No caso em tela, o empregado terá direito ao recebimento com base na média da remuneração dos meses trabalhados na proporção de 7/12 (sete doze avos).
Décimo terceiro salário e redução dos contratos
Os reflexos da redução dos contratos de trabalho pela MP 936 e decreto sucessor também afeta a base de pagamento do adicional Natalino. Não há que se falar em proporção de pagamento menor de 12/12 (doze doze avos) para os empregados contratados até janeiro de 2020. Mas a base de cálculo para pagamento do adicional deve considerar a média duodecimal percebida pelo empregado ao longo do ano multiplicada pelos meses trabalhados, para o caso de empregados que tiveram seus contratos reduzidos e depois suspensos.
Conclusões
Tipicamente atípico, necessariamente atento e minuciosamente calculado. Assim encerramos o ano inédito de 2020.
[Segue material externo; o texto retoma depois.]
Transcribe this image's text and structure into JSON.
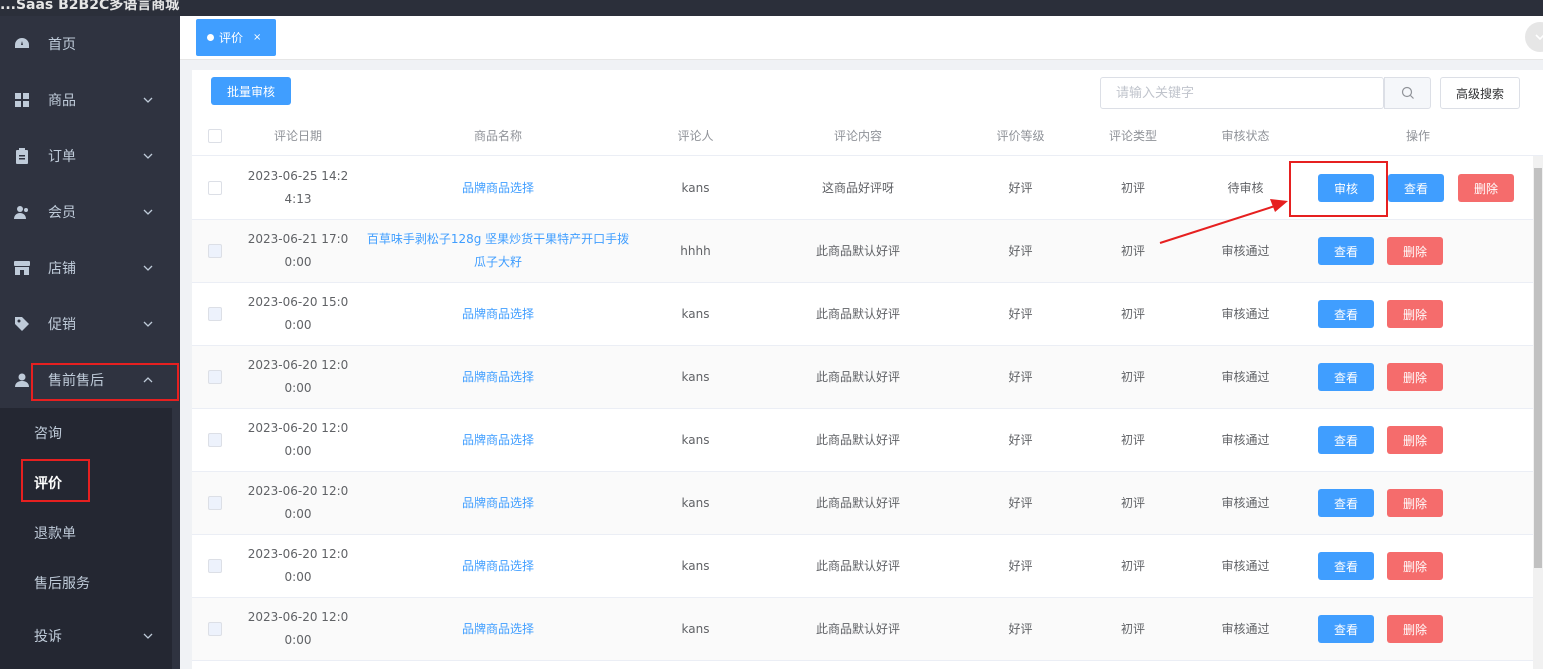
{
  "app": {
    "title": "...Saas B2B2C多语言商城"
  },
  "sidebar": {
    "items": [
      {
        "label": "首页",
        "icon": "dashboard-icon"
      },
      {
        "label": "商品",
        "icon": "grid-icon"
      },
      {
        "label": "订单",
        "icon": "clipboard-icon"
      },
      {
        "label": "会员",
        "icon": "users-icon"
      },
      {
        "label": "店铺",
        "icon": "store-icon"
      },
      {
        "label": "促销",
        "icon": "tag-icon"
      },
      {
        "label": "售前售后",
        "icon": "user-icon"
      }
    ],
    "submenu": [
      {
        "label": "咨询"
      },
      {
        "label": "评价"
      },
      {
        "label": "退款单"
      },
      {
        "label": "售后服务"
      },
      {
        "label": "投诉"
      }
    ]
  },
  "tabs": [
    {
      "label": "评价",
      "close": "×"
    }
  ],
  "toolbar": {
    "batch_label": "批量审核",
    "search_placeholder": "请输入关键字",
    "advanced_label": "高级搜索"
  },
  "table": {
    "headers": [
      "评论日期",
      "商品名称",
      "评论人",
      "评论内容",
      "评价等级",
      "评论类型",
      "审核状态",
      "操作"
    ],
    "rows": [
      {
        "date_line1": "2023-06-25 14:2",
        "date_line2": "4:13",
        "product": "品牌商品选择",
        "product2": "",
        "reviewer": "kans",
        "content": "这商品好评呀",
        "level": "好评",
        "type": "初评",
        "status": "待审核",
        "actions": [
          "审核",
          "查看",
          "删除"
        ]
      },
      {
        "date_line1": "2023-06-21 17:0",
        "date_line2": "0:00",
        "product": "百草味手剥松子128g 坚果炒货干果特产开口手拨",
        "product2": "瓜子大籽",
        "reviewer": "hhhh",
        "content": "此商品默认好评",
        "level": "好评",
        "type": "初评",
        "status": "审核通过",
        "actions": [
          "查看",
          "删除"
        ]
      },
      {
        "date_line1": "2023-06-20 15:0",
        "date_line2": "0:00",
        "product": "品牌商品选择",
        "product2": "",
        "reviewer": "kans",
        "content": "此商品默认好评",
        "level": "好评",
        "type": "初评",
        "status": "审核通过",
        "actions": [
          "查看",
          "删除"
        ]
      },
      {
        "date_line1": "2023-06-20 12:0",
        "date_line2": "0:00",
        "product": "品牌商品选择",
        "product2": "",
        "reviewer": "kans",
        "content": "此商品默认好评",
        "level": "好评",
        "type": "初评",
        "status": "审核通过",
        "actions": [
          "查看",
          "删除"
        ]
      },
      {
        "date_line1": "2023-06-20 12:0",
        "date_line2": "0:00",
        "product": "品牌商品选择",
        "product2": "",
        "reviewer": "kans",
        "content": "此商品默认好评",
        "level": "好评",
        "type": "初评",
        "status": "审核通过",
        "actions": [
          "查看",
          "删除"
        ]
      },
      {
        "date_line1": "2023-06-20 12:0",
        "date_line2": "0:00",
        "product": "品牌商品选择",
        "product2": "",
        "reviewer": "kans",
        "content": "此商品默认好评",
        "level": "好评",
        "type": "初评",
        "status": "审核通过",
        "actions": [
          "查看",
          "删除"
        ]
      },
      {
        "date_line1": "2023-06-20 12:0",
        "date_line2": "0:00",
        "product": "品牌商品选择",
        "product2": "",
        "reviewer": "kans",
        "content": "此商品默认好评",
        "level": "好评",
        "type": "初评",
        "status": "审核通过",
        "actions": [
          "查看",
          "删除"
        ]
      },
      {
        "date_line1": "2023-06-20 12:0",
        "date_line2": "0:00",
        "product": "品牌商品选择",
        "product2": "",
        "reviewer": "kans",
        "content": "此商品默认好评",
        "level": "好评",
        "type": "初评",
        "status": "审核通过",
        "actions": [
          "查看",
          "删除"
        ]
      }
    ]
  },
  "colors": {
    "primary": "#409eff",
    "danger": "#f56c6c",
    "sidebar_bg": "#2f3340",
    "annotation_red": "#e62020"
  }
}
Espero que as orientações possam servir como balões de oxigênio que poderão dar maior fôlego para nossas embarcações, sem desejar, mas já prevendo e planejando uma possível segunda onda, grande e poderosa. Quem sabe, assim, mais preparados, não sejamos pegos pelo “salve-se quem puder”.
E que venha 2021 com gestores mais antenados em seus resultados, mais ligados nas relações legais e mais conscientes de que não existe o jeito certo de fazer a coisa errada. É preciso fazer o que é certo, do jeito certo. Assim, com olhar estratégico, o legal pode se tornar muito legal!